A Chicago Public Library Best of the Best Book
Selected for the 2008 list of Notable Books for a Global Society, awarded by the Children’s Literature and Reading Special Interest Group of the International Reading Association
School Library Journal
Vietnamese and American cultural assumptions are woven seamlessly into the plot in this accessible and inviting story… the story of Binh and her family shines through the spare text, creating a welcome chance to experience another culture.
“Marsden …once again mingles two cultures…Marsden brings her tale to a satisfying close.” Kirkus
“Marsden's simply written story of family and the legacy of war is full of subtle details about life in contemporary Vietnam, and Binh is an appealing young girl whose dreams will resonate with all young readers.”
“…this quiet gem of a novel… Marsden writes with a grave but sly wit that reflects her interest in Buddhism and a poet's acuity that leaves tiny epiphanies on every page: "morning dawned, a lime green blush above the hills"; a "voice like dried leaves underfoot"; the "green faces of the men" on American money. Part of the appeal of When Heaven Fell is its feel for everyday life in a Vietnamese village: the dogs, cats and ducks underfoot, the bright fruits and vegetables, the rituals and the love of story”

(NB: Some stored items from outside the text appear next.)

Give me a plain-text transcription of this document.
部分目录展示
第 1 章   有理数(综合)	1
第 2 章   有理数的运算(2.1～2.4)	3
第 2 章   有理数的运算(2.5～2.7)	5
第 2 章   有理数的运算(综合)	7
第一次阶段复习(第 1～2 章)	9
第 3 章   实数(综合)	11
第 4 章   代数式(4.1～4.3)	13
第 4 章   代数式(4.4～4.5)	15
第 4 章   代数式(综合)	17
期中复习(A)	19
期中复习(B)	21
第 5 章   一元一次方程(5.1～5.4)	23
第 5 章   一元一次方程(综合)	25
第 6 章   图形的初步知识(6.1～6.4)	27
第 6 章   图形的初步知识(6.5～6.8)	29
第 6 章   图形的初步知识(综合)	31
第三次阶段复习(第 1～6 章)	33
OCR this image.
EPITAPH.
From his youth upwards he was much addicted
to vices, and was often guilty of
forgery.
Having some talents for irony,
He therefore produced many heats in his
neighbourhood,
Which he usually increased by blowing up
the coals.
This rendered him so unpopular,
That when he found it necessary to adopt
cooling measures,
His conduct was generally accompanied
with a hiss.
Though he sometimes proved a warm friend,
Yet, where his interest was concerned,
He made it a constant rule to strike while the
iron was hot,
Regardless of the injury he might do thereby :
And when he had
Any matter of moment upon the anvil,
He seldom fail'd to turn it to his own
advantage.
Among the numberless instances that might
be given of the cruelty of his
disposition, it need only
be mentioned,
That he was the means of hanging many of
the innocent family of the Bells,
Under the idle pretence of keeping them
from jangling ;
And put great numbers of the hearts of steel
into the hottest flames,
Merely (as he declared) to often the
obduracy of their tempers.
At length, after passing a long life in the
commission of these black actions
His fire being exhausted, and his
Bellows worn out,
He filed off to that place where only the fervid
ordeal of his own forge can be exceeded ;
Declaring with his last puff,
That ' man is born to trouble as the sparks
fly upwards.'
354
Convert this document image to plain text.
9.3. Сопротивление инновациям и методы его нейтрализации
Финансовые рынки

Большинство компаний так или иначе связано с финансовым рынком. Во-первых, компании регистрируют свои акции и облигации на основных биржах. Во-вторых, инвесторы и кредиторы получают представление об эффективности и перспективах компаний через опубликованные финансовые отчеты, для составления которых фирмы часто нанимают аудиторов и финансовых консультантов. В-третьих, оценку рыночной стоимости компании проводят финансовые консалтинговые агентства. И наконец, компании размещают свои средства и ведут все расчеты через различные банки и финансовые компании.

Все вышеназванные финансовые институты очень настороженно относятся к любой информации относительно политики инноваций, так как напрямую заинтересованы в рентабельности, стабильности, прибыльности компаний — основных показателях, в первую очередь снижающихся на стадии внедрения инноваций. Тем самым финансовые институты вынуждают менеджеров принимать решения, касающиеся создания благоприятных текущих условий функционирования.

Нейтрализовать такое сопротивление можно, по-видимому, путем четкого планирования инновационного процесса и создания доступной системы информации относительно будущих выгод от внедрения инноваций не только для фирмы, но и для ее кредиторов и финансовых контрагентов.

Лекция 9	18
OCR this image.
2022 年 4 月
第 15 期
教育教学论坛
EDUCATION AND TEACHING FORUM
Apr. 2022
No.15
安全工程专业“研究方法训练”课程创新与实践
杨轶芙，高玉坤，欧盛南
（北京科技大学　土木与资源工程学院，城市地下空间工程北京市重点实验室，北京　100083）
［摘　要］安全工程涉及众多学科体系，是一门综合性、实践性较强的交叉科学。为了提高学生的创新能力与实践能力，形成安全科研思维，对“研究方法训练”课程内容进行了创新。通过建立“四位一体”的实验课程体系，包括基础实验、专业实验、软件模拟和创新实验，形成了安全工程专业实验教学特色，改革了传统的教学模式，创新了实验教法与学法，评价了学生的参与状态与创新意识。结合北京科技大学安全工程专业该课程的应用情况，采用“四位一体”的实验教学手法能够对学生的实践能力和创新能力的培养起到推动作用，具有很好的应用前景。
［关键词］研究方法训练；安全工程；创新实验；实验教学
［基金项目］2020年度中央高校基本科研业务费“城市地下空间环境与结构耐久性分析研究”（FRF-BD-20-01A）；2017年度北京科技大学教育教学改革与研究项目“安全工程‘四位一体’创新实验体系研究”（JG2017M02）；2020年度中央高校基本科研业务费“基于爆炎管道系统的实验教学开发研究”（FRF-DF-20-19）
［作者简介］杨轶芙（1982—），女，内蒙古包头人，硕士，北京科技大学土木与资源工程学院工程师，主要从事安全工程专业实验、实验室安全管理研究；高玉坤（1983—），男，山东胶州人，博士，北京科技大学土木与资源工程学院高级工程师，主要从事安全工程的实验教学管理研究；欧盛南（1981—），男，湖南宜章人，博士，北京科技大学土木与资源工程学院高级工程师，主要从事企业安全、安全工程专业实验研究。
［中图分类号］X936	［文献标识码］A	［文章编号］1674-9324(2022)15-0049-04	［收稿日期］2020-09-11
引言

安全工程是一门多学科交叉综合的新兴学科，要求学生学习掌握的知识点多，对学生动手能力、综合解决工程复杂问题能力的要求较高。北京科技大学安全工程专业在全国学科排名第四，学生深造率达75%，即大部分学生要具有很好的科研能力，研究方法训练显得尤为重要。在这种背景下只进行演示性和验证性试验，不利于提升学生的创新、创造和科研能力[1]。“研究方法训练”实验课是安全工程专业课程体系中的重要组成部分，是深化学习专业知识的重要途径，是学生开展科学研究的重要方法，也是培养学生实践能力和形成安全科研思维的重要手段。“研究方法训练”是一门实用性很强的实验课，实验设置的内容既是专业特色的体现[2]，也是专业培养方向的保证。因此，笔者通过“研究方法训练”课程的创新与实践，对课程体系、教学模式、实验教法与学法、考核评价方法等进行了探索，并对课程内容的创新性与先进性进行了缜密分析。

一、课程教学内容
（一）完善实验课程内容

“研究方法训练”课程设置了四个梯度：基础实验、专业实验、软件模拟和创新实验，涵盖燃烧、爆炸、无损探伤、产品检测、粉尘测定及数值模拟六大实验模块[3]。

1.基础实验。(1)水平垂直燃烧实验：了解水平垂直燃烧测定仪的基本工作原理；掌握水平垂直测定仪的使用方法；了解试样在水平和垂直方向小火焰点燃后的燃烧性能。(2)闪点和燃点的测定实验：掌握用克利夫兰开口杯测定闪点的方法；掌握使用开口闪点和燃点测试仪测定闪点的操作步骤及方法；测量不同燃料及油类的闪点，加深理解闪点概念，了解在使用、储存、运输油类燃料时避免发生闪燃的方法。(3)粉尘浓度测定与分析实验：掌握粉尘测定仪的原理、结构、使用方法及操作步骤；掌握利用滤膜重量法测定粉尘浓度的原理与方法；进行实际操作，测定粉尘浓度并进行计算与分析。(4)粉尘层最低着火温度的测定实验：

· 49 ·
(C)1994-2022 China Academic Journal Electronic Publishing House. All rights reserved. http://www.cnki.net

“An unusually accessible introduction to the culture of modern Vietnam.”Booklist
“With uncommon honesty, Marsden digs beneath the surface story of reunion to expose a hornet's nest of issues -- economic disparity, family expectations, culture clash, sexism and racism, in this case aimed at those of mixed heritage. Marsden also develops the idea of belonging.”
The San Francisco Chronicle
HOW I GOT THE IDEA
I was traveling in Vietnam when someone told me about the documentary, "Daughter from Danang." I was very moved by the story and as I traveled kept my eyes and ears open for setting and characters. WHEN HEAVEN FELL is loosely based on that documentary.